Company car lovers were far from thrilled with last year's budget. Bad and all as Benefit-in-Kind (BIK) was, employers offering the perk of a complimentary motor now had to pay tax on the set of wheels they offered. Catherine Cronin reports.
This could entice them to consider replacing "Mercs" with other perks.
But many firms were already doing it for cost reasons, or to give employees more choice as to the car, and whether they wanted to be incurring BIK at all. Some were already offering car allowances as an option, or the only option.
For fleet managers it could mean watching some of their drivers walking away and knocking first on the doors of those selling car finance.
Most of the major fleet management companies claim the tax changes had only a marginal effect on their business. The backbone of their business is supplying job cars or essential business cars.
"Leasing these for employee usage is the most cost-effective way when business mileage exceeds 20,000 a year," according to Conor Kelly, managing director of Merrion Fleet Management.
"The car allowance is worst when the annual business mileage is less than 8,000," he adds.
For this reason, it's mainly the "perk cars" that are being replaced by allowances, though most fleet managers claim fewer than 3 per cent of their drivers were moved to allowances this year.
Perk cars are rarely used for business miles, and form part of a senior executive's remuneration package. "Of course this may increase in the coming years as leases come up for renewal. I'd say companies are keeping the matter under review," according to another leasing firm spokesman.
But they are closely watching the British market where health & safety and employer duty of care issues have enticed firms to re-offer company cars and withdraw cash in lieu of perk.

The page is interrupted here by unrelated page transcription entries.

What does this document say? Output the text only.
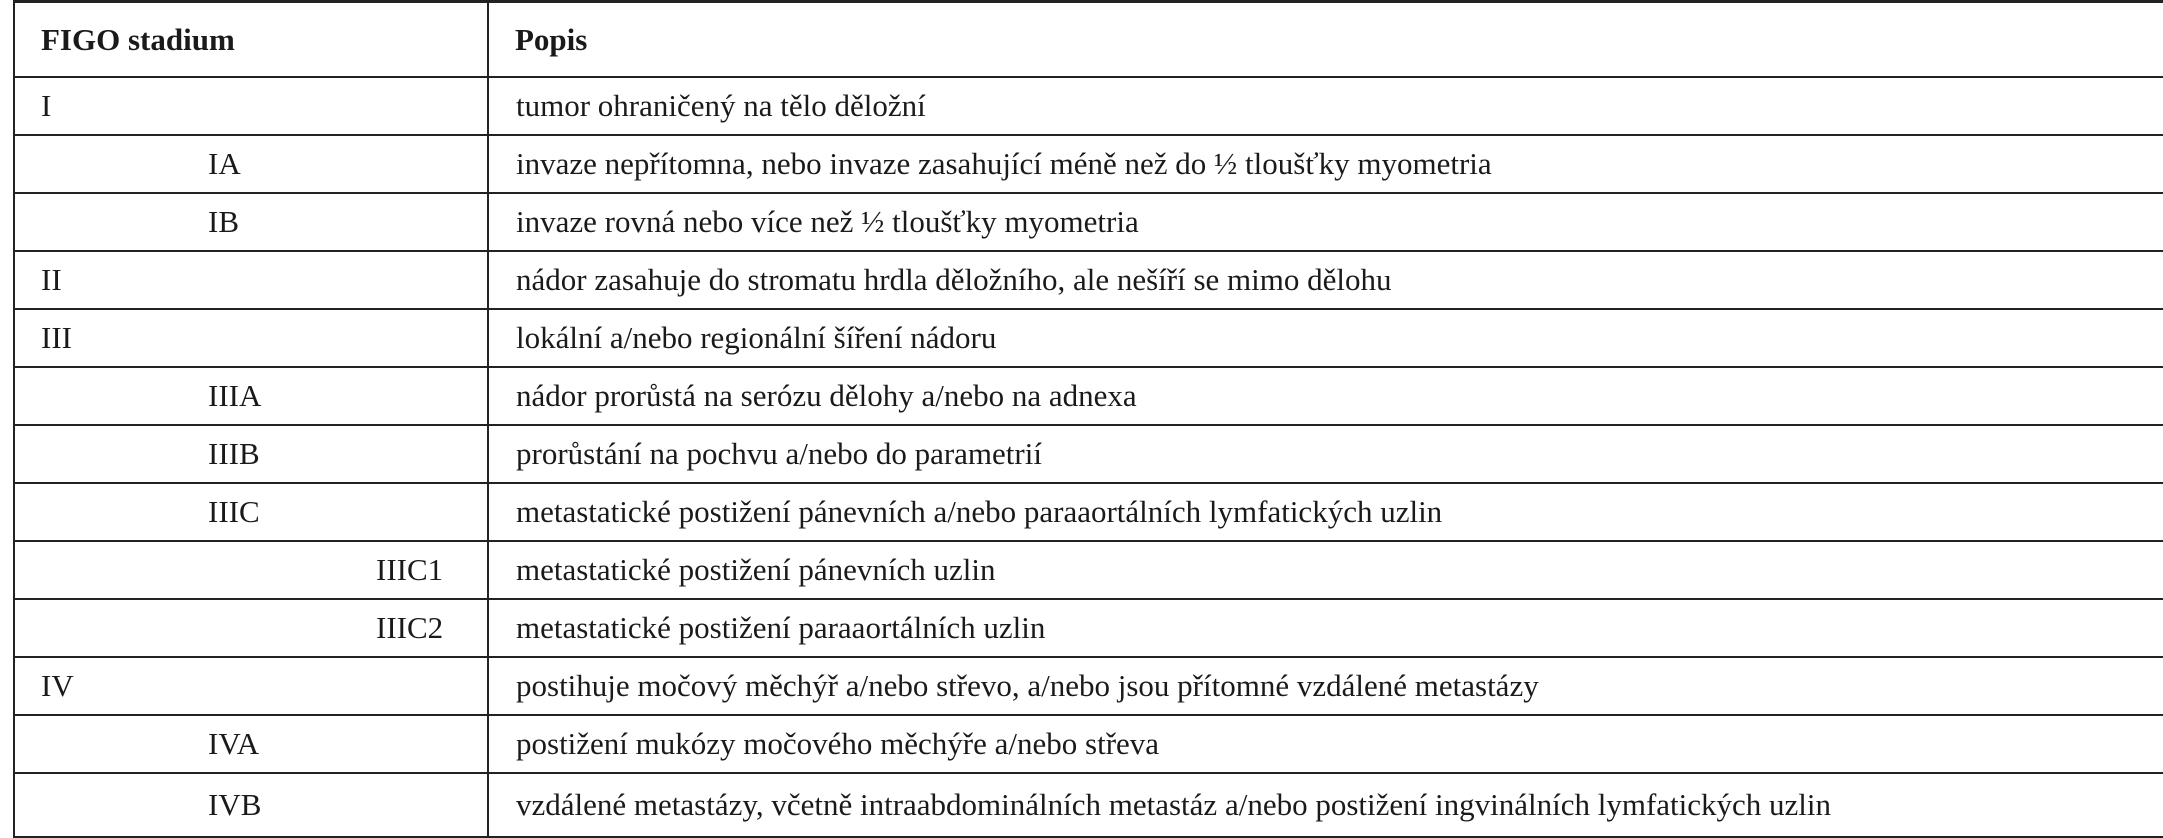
FIGO stadium	Popis
I	tumor ohraničený na tělo děložní
IA	invaze nepřítomna, nebo invaze zasahující méně než do ½ tloušťky myometria
IB	invaze rovná nebo více než ½ tloušťky myometria
II	nádor zasahuje do stromatu hrdla děložního, ale nešíří se mimo dělohu
III	lokální a/nebo regionální šíření nádoru
IIIA	nádor prorůstá na serózu dělohy a/nebo na adnexa
IIIB	prorůstání na pochvu a/nebo do parametrií
IIIC	metastatické postižení pánevních a/nebo paraaortálních lymfatických uzlin
IIIC1	metastatické postižení pánevních uzlin
IIIC2	metastatické postižení paraaortálních uzlin
IV	postihuje močový měchýř a/nebo střevo, a/nebo jsou přítomné vzdálené metastázy
IVA	postižení mukózy močového měchýře a/nebo střeva
IVB	vzdálené metastázy, včetně intraabdominálních metastáz a/nebo postižení ingvinálních lymfatických uzlin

"Companies want to regain control over the fleet, which they see as also important for employees regularly meeting customers. Many car preferences involve a lot of horsepower, ideally wrapped in metal hammered to shape in a small town in Italy or Germany.

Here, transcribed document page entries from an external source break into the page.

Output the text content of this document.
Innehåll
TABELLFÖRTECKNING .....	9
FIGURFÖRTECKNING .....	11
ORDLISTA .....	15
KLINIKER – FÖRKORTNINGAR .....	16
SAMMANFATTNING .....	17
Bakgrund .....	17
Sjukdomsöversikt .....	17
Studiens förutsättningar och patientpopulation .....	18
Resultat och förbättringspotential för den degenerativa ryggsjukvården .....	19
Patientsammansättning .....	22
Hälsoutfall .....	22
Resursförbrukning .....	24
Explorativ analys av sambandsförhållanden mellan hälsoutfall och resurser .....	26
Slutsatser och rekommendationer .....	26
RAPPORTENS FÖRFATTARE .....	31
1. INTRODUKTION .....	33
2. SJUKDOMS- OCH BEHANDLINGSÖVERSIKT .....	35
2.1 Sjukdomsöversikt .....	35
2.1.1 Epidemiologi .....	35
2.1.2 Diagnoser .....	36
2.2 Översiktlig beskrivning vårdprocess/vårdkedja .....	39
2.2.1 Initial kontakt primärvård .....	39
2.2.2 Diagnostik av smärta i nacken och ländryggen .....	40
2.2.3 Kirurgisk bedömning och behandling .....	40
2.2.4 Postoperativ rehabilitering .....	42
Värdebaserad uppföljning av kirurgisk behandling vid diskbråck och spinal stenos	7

"The more affordable older and jazzed-up versions did not always have the image a company wished to be associated with," says one company director, explaining why his firm might just be returning to the leasing arrangement after changing to cash allowances at the start of this year.
But the leasing companies did not stand idly by as the BIK rules were changed, and their business started to peter out.

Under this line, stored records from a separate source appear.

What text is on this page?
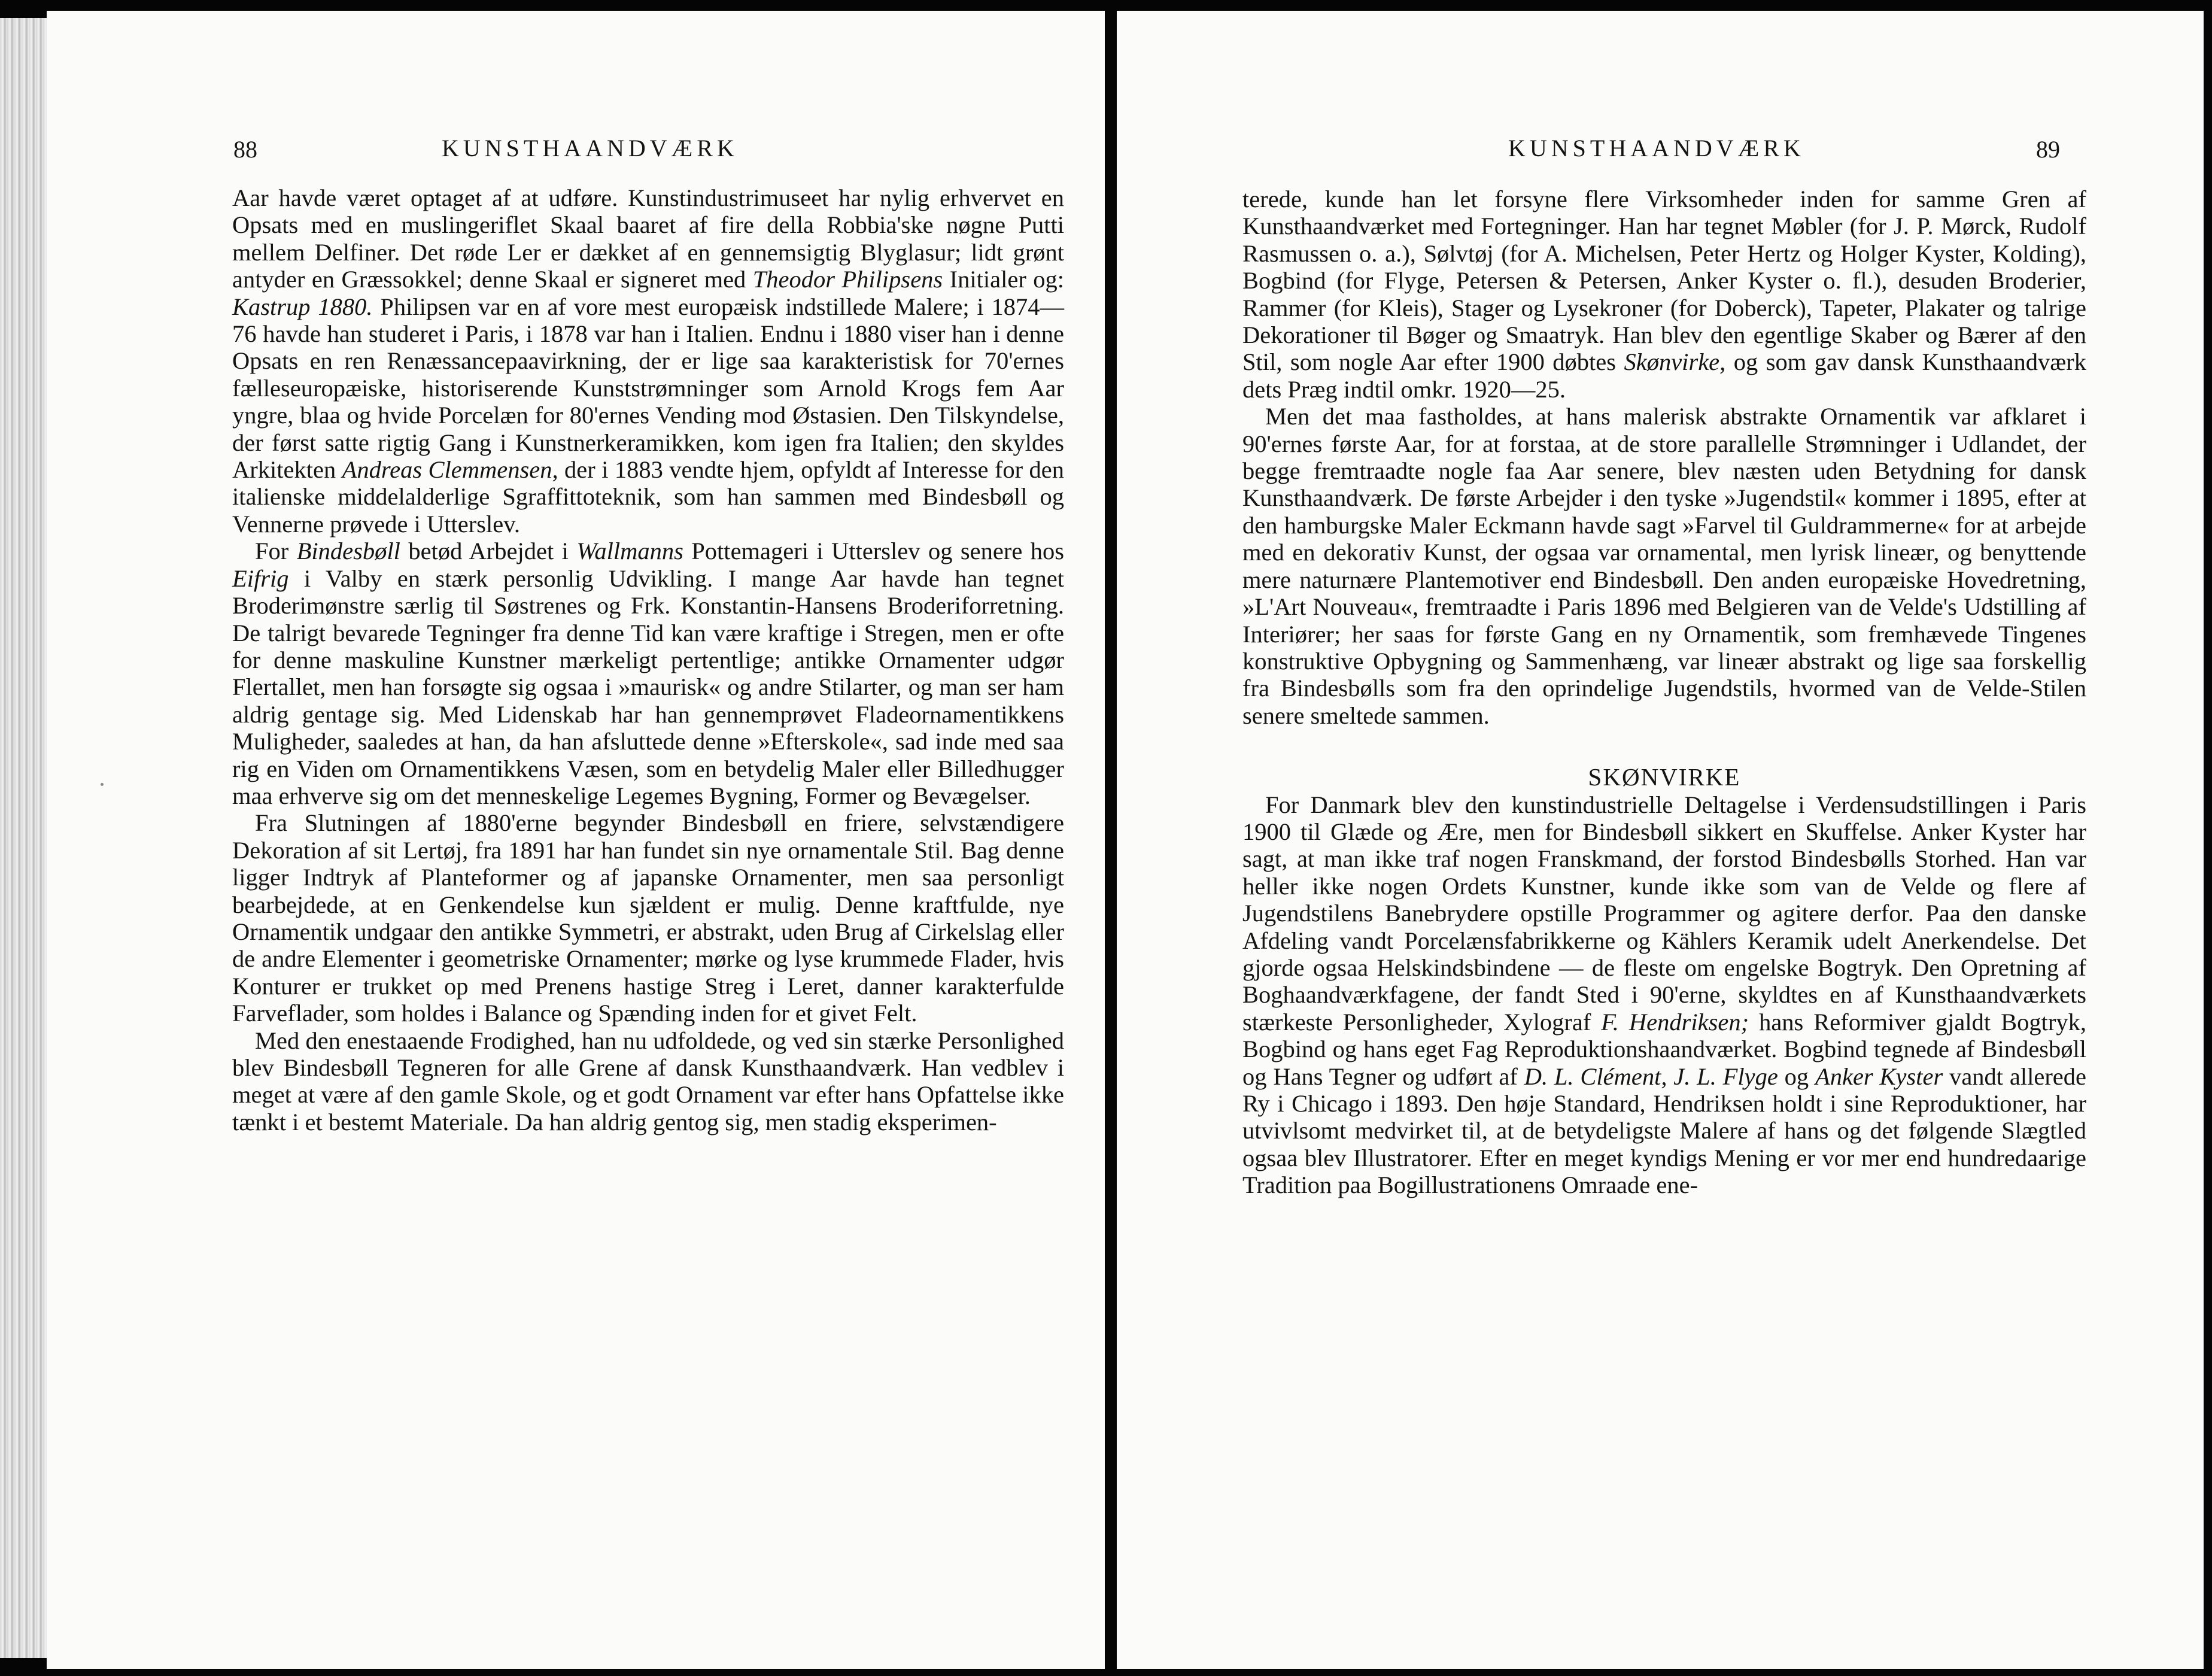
88	KUNSTHAANDVÆRK

Aar havde været optaget af at udføre. Kunstindustrimuseet har nylig erhvervet en Opsats med en muslingeriflet Skaal baaret af fire della Robbia'ske nøgne Putti mellem Delfiner. Det røde Ler er dækket af en gennemsigtig Blyglasur; lidt grønt antyder en Græssokkel; denne Skaal er signeret med Theodor Philipsens Initialer og: Kastrup 1880. Philipsen var en af vore mest europæisk indstillede Malere; i 1874—76 havde han studeret i Paris, i 1878 var han i Italien. Endnu i 1880 viser han i denne Opsats en ren Renæssancepaavirkning, der er lige saa karakteristisk for 70'ernes fælleseuropæiske, historiserende Kunststrømninger som Arnold Krogs fem Aar yngre, blaa og hvide Porcelæn for 80'ernes Vending mod Østasien. Den Tilskyndelse, der først satte rigtig Gang i Kunstnerkeramikken, kom igen fra Italien; den skyldes Arkitekten Andreas Clemmensen, der i 1883 vendte hjem, opfyldt af Interesse for den italienske middelalderlige Sgraffittoteknik, som han sammen med Bindesbøll og Vennerne prøvede i Utterslev.

For Bindesbøll betød Arbejdet i Wallmanns Pottemageri i Utterslev og senere hos Eifrig i Valby en stærk personlig Udvikling. I mange Aar havde han tegnet Broderimønstre særlig til Søstrenes og Frk. Konstantin-Hansens Broderiforretning. De talrigt bevarede Tegninger fra denne Tid kan være kraftige i Stregen, men er ofte for denne maskuline Kunstner mærkeligt pertentlige; antikke Ornamenter udgør Flertallet, men han forsøgte sig ogsaa i »maurisk« og andre Stilarter, og man ser ham aldrig gentage sig. Med Lidenskab har han gennemprøvet Fladeornamentikkens Muligheder, saaledes at han, da han afsluttede denne »Efterskole«, sad inde med saa rig en Viden om Ornamentikkens Væsen, som en betydelig Maler eller Billedhugger maa erhverve sig om det menneskelige Legemes Bygning, Former og Bevægelser.

Fra Slutningen af 1880'erne begynder Bindesbøll en friere, selvstændigere Dekoration af sit Lertøj, fra 1891 har han fundet sin nye ornamentale Stil. Bag denne ligger Indtryk af Planteformer og af japanske Ornamenter, men saa personligt bearbejdede, at en Genkendelse kun sjældent er mulig. Denne kraftfulde, nye Ornamentik undgaar den antikke Symmetri, er abstrakt, uden Brug af Cirkelslag eller de andre Elementer i geometriske Ornamenter; mørke og lyse krummede Flader, hvis Konturer er trukket op med Prenens hastige Streg i Leret, danner karakterfulde Farveflader, som holdes i Balance og Spænding inden for et givet Felt.

Med den enestaaende Frodighed, han nu udfoldede, og ved sin stærke Personlighed blev Bindesbøll Tegneren for alle Grene af dansk Kunsthaandværk. Han vedblev i meget at være af den gamle Skole, og et godt Ornament var efter hans Opfattelse ikke tænkt i et bestemt Materiale. Da han aldrig gentog sig, men stadig eksperimen-

KUNSTHAANDVÆRK	89

terede, kunde han let forsyne flere Virksomheder inden for samme Gren af Kunsthaandværket med Fortegninger. Han har tegnet Møbler (for J. P. Mørck, Rudolf Rasmussen o. a.), Sølvtøj (for A. Michelsen, Peter Hertz og Holger Kyster, Kolding), Bogbind (for Flyge, Petersen & Petersen, Anker Kyster o. fl.), desuden Broderier, Rammer (for Kleis), Stager og Lysekroner (for Doberck), Tapeter, Plakater og talrige Dekorationer til Bøger og Smaatryk. Han blev den egentlige Skaber og Bærer af den Stil, som nogle Aar efter 1900 døbtes Skønvirke, og som gav dansk Kunsthaandværk dets Præg indtil omkr. 1920—25.

Men det maa fastholdes, at hans malerisk abstrakte Ornamentik var afklaret i 90'ernes første Aar, for at forstaa, at de store parallelle Strømninger i Udlandet, der begge fremtraadte nogle faa Aar senere, blev næsten uden Betydning for dansk Kunsthaandværk. De første Arbejder i den tyske »Jugendstil« kommer i 1895, efter at den hamburgske Maler Eckmann havde sagt »Farvel til Guldrammerne« for at arbejde med en dekorativ Kunst, der ogsaa var ornamental, men lyrisk lineær, og benyttende mere naturnære Plantemotiver end Bindesbøll. Den anden europæiske Hovedretning, »L'Art Nouveau«, fremtraadte i Paris 1896 med Belgieren van de Velde's Udstilling af Interiører; her saas for første Gang en ny Ornamentik, som fremhævede Tingenes konstruktive Opbygning og Sammenhæng, var lineær abstrakt og lige saa forskellig fra Bindesbølls som fra den oprindelige Jugendstils, hvormed van de Velde-Stilen senere smeltede sammen.

SKØNVIRKE

For Danmark blev den kunstindustrielle Deltagelse i Verdensudstillingen i Paris 1900 til Glæde og Ære, men for Bindesbøll sikkert en Skuffelse. Anker Kyster har sagt, at man ikke traf nogen Franskmand, der forstod Bindesbølls Storhed. Han var heller ikke nogen Ordets Kunstner, kunde ikke som van de Velde og flere af Jugendstilens Banebrydere opstille Programmer og agitere derfor. Paa den danske Afdeling vandt Porcelænsfabrikkerne og Kählers Keramik udelt Anerkendelse. Det gjorde ogsaa Helskindsbindene — de fleste om engelske Bogtryk. Den Opretning af Boghaandværkfagene, der fandt Sted i 90'erne, skyldtes en af Kunsthaandværkets stærkeste Personligheder, Xylograf F. Hendriksen; hans Reformiver gjaldt Bogtryk, Bogbind og hans eget Fag Reproduktionshaandværket. Bogbind tegnede af Bindesbøll og Hans Tegner og udført af D. L. Clément, J. L. Flyge og Anker Kyster vandt allerede Ry i Chicago i 1893. Den høje Standard, Hendriksen holdt i sine Reproduktioner, har utvivlsomt medvirket til, at de betydeligste Malere af hans og det følgende Slægtled ogsaa blev Illustratorer. Efter en meget kyndigs Mening er vor mer end hundredaarige Tradition paa Bogillustrationens Omraade ene-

Some are coming up with new packages to retain those now waiving car allowances. These include offering contract hire packages to personal customers for the first time. Until recently contract hire was available mainly to companies as the main way of paying for cars supplied by fleet managers.
With contract hire, the car's residual is calculated depending on factors like the make and model of the car, and the estimated mileage at the end of the hire period. Repayments cover the difference between the price as new and estimated residual value, with an element of risk premium added in.
For employees, it's often the only way of maintaining the similar car to the one they had before the cash allowance.
Lease Plan, the largest fleet manager here, has developed its personal contract hire-based package called "Personal Plan". It says initial car prices are based on fleet-acquired discounts and the package includes full maintenance, tyre replacement and road tax.
Merrion Fleet Management is pioneering a Structured Employee Car Ownership Scheme which is a feature of the British market. It's a joint customer /company initiative where the company decides on the fleet with the cost being shared with the employee. The scheme covers maintenance tyre replacement, road tax and fleet management.
The car is in an employee's name, and he makes the repayments under a contract hire agreement, which is guaranteed by the employer. This is suitable where annual business mileage ranges from 8,000-19,000 miles.
Involving the employer makes these packages more attractive to fleet managers. Not all offer personal contract hire packages.
The contract now falls under Consumer Credit Act and an employee may lose his job, leaving some €30,000 in car-debt, or fail to service the car and meet NCT requirements.
But contract hire is only one of a number of ways of financing a car. Others include hire purchase, leasing and personal loans.
GE Consumer Finance notes a significant increase in finance applications for privately financed new cars this year, claims marketing director Eoin Lynam.
"There is also evidence of a trend towards second-hand high quality executive models in favour of the traditional new family saloon, especially with people coming out of company car schemes in their late thirties and even their forties, who have never purchased a car before."
Lynam says there's an element of the "kid in a sweet shop" with some of them choosing to spend their allowance and a bit more on that car of their dreams, and company car parks are now likely to have a sprinkling of convertibles, 4x4s and other larger executive saloons - though there's also a secondary group who took the allowance, purchased their ex-company car at a knock-down price and are enjoying the extra cash in their pockets.